We made ourselves comfy in our camp and took daily trips down the beach to scout the log loading facility.
I’m guessing the log loading facility was about 1.5 – 2 km from our camp. Like too much of BCs’ coastline, the beach was piled high with logs that had escaped during transport. One does not walk along the beach so much as balance along one beached log to the next, hoping not to fall in between them. This makes the journey arduous, long and tiring. We did this everyday because we did not know what else to do. But it did help us invent scenarios for hypothetical actions that we may or may not ever do. We had an old aerial photo of the ship. The photo was good for identification purposes, but it lacked detail with respect to getting activists on board. We did note that the log loading facility was actively piling logs for something, and we hoped it was for our target vessel.
Having scouted the location we set work planning what form our action would take. We had no original ideas or plans. Get in the boats and go fuck with their shit. We did make some banners, just in case, and that took some time in the forest, so we were occupied for a few more days.
For this action the Moby Dick had acquired a night vision UV monocular. It was state of the art and very cool. Captain Bart decided that these should remain on the ship where he could ensure their safety. The monocular was expensive and pretty cool, so obviously not to be used by some hippies in the forest who might have a real need for them.
We had also acquired a satellite phone. This was an enormous suitcase model and weighed about 15kg. The height of technology at the time. It came with a compass and the lid was the transceiver. The lid of the suitcase had an indicator showing the user how many degrees off the lid should be from horizontal.
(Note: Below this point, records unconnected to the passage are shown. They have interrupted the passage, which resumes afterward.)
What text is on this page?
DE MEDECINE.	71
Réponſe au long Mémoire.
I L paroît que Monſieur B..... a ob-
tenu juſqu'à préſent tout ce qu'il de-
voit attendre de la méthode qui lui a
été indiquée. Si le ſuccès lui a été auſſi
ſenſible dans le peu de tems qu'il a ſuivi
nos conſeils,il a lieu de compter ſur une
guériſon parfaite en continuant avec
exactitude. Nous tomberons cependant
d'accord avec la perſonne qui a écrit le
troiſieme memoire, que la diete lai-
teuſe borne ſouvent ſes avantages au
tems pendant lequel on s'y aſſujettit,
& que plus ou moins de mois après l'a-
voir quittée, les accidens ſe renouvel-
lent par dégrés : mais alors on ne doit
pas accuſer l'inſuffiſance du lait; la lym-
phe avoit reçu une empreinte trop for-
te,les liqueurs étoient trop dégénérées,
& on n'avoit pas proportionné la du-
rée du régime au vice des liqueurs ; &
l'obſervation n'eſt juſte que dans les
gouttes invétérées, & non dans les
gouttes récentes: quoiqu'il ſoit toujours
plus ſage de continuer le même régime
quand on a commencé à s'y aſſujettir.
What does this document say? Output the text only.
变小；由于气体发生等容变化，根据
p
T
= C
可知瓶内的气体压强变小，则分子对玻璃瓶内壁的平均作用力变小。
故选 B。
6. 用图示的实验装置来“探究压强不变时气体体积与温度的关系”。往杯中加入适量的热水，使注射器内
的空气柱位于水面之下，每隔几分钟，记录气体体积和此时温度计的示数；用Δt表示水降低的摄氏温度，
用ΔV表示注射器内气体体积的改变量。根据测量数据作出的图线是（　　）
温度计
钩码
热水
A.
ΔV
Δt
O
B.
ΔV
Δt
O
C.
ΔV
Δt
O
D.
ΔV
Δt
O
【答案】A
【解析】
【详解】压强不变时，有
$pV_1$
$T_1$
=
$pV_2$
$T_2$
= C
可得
It also came with a sky chart telling the user which satellites might be available in your latitude/longitude. So, aiming the phone was critical.
I was to phone the ship every night at 20 :00 to give and receive updates. The ship’s satellite phone receiver was beside the chart table. So often someone would accidently bump the handset slightly off its cradle. This meant that the phone would not ring even though I could hear Bart and the chief mate chatting. Many were the nights when I set up this impossibly cumbersome satellite phone on the beach and made a successful connection, only to hear Bart and the chief mate moaning about general GP stuff or my irresponsibility in not calling them on time. Meanwhile I’m screaming into the phone in the vain attempt that they might hear me. Usually, it worked and I’m glad we had it with us.
One such failed comms meeting coincided with a full moon and a distant rainstorm. This was everyone’s first witnessing of a rainbow by moonlight. A Moonbow we called it. What better event/omen to energize a group of eco-activists. Okay, drugs and alcohol may have been involved but a moonbow is an awesome thing if you’ve never seen one. Even if you have.